If it were that easy, wouldn’t everyone have figured it out?

At Progress Retail, our mission is: to enable every member of a retail team to connect deeply with themselves, their peers, company, and customers. We primarily enable that through education and training- both online and in-person. Why? As the saying goes: "solely effective learning isn't scalable, and solely scalable learning isn't effective." Any comprehensive, and meaningful strategy for learning will involve both.

This education core enables us to address and empower adjacent areas within physical retail such as performance, productivity, and in-store behavior via IoT— which we’re geeked about, but I digress...
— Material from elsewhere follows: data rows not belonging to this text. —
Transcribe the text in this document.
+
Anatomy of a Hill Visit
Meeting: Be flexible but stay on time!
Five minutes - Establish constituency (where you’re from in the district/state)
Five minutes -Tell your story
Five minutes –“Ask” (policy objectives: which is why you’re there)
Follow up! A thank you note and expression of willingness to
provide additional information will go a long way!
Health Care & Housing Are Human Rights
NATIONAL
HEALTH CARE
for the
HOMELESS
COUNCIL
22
It’s no secret, that over 75% of overall retail revenue occurs in physical stores, and while that number will certainly atrophy to some extent in years to come- it won’t invert. Let’s also quickly consider how stores have evolved post-1999:

  • Distractions: store email correspondence
  • Competition*: e-commerce
  • Consumer Capacity: mobile and constantly informed
  • Confusion: Reams of reporting combined with an industry talent drain
  • Occupation: Multiple job responsibilities. BOPIS & store fulfillment in addition to age-old stock management and traditional responsibilities

If this summarizes the last twenty years of physical retail, with the majority of these changes occurring in the last ten, where’s the focus been on continuing comprehensive training? Not only in retail sales, but leadership, management, and even financial literacy? And of course! Progress Retail’s point of difference, true purpose packaged through experiential training to address the “soft skills gap” (we call them core skills) in areas like self-awareness, compassion, empathy, and effective communication.
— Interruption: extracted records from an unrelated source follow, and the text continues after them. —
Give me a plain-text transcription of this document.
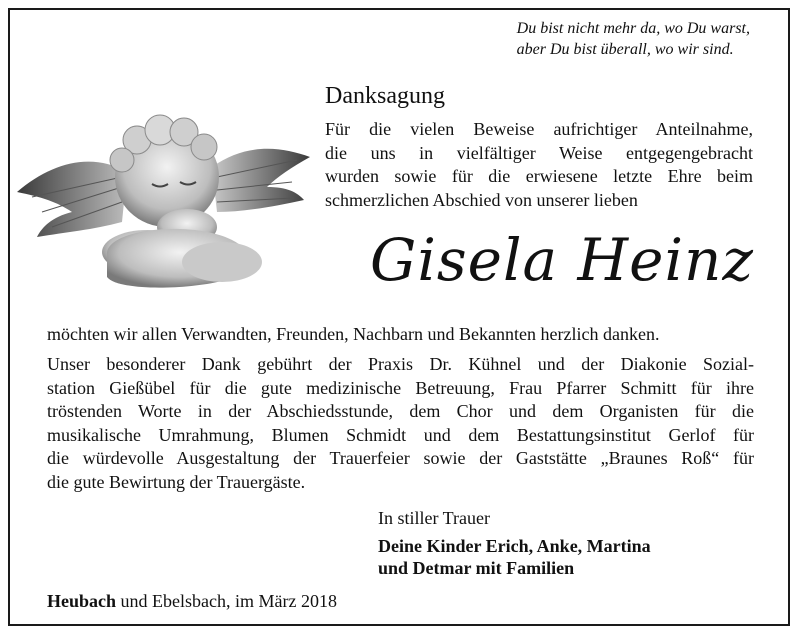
Du bist nicht mehr da, wo Du warst,
aber Du bist überall, wo wir sind.
Danksagung
Für die vielen Beweise aufrichtiger Anteilnahme,
die uns in vielfältiger Weise entgegengebracht
wurden sowie für die erwiesene letzte Ehre beim
schmerzlichen Abschied von unserer lieben
Gisela Heinz
möchten wir allen Verwandten, Freunden, Nachbarn und Bekannten herzlich danken.
Unser besonderer Dank gebührt der Praxis Dr. Kühnel und der Diakonie Sozial-
station Gießübel für die gute medizinische Betreuung, Frau Pfarrer Schmitt für ihre
tröstenden Worte in der Abschiedsstunde, dem Chor und dem Organisten für die
musikalische Umrahmung, Blumen Schmidt und dem Bestattungsinstitut Gerlof für
die würdevolle Ausgestaltung der Trauerfeier sowie der Gaststätte „Braunes Roß“ für
die gute Bewirtung der Trauergäste.
In stiller Trauer
Deine Kinder Erich, Anke, Martina
und Detmar mit Familien
Heubach und Ebelsbach, im März 2018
The role of a team member or manager within physical retail has fundamentally changed, and quickly is requiring an advanced skillset as artificial intelligence and other technologies become omnipresent within the physical retail environment. Combined with the reduction in mass retailers' physical footprints after the construction and retail private equity boom, the remaining outlets will become more critical to their operation’s success as they become the physical hub for a redrawn customer district.

So, as we enter the final month of the calendar year, and a massive month for the industry, it’s time to reinvent our stores in January. I’m not describing shop renovations, touch-screen kiosks, or the vague notion of experiences- which often take the form of champagne and cheese Fridays in-store. I’m talking about those who create experiences; your people. You won't find any silver bullets.

*Due to internal confusion in many retail organizations, many stores view "online" as a competitor, and not an asset to growing marketshare, and providing customers with added convenience and choice.

On November 29th, 2018, an original version of this article was posted on LinkedIn, and was picked up by RetailWire on December 13th, 2018.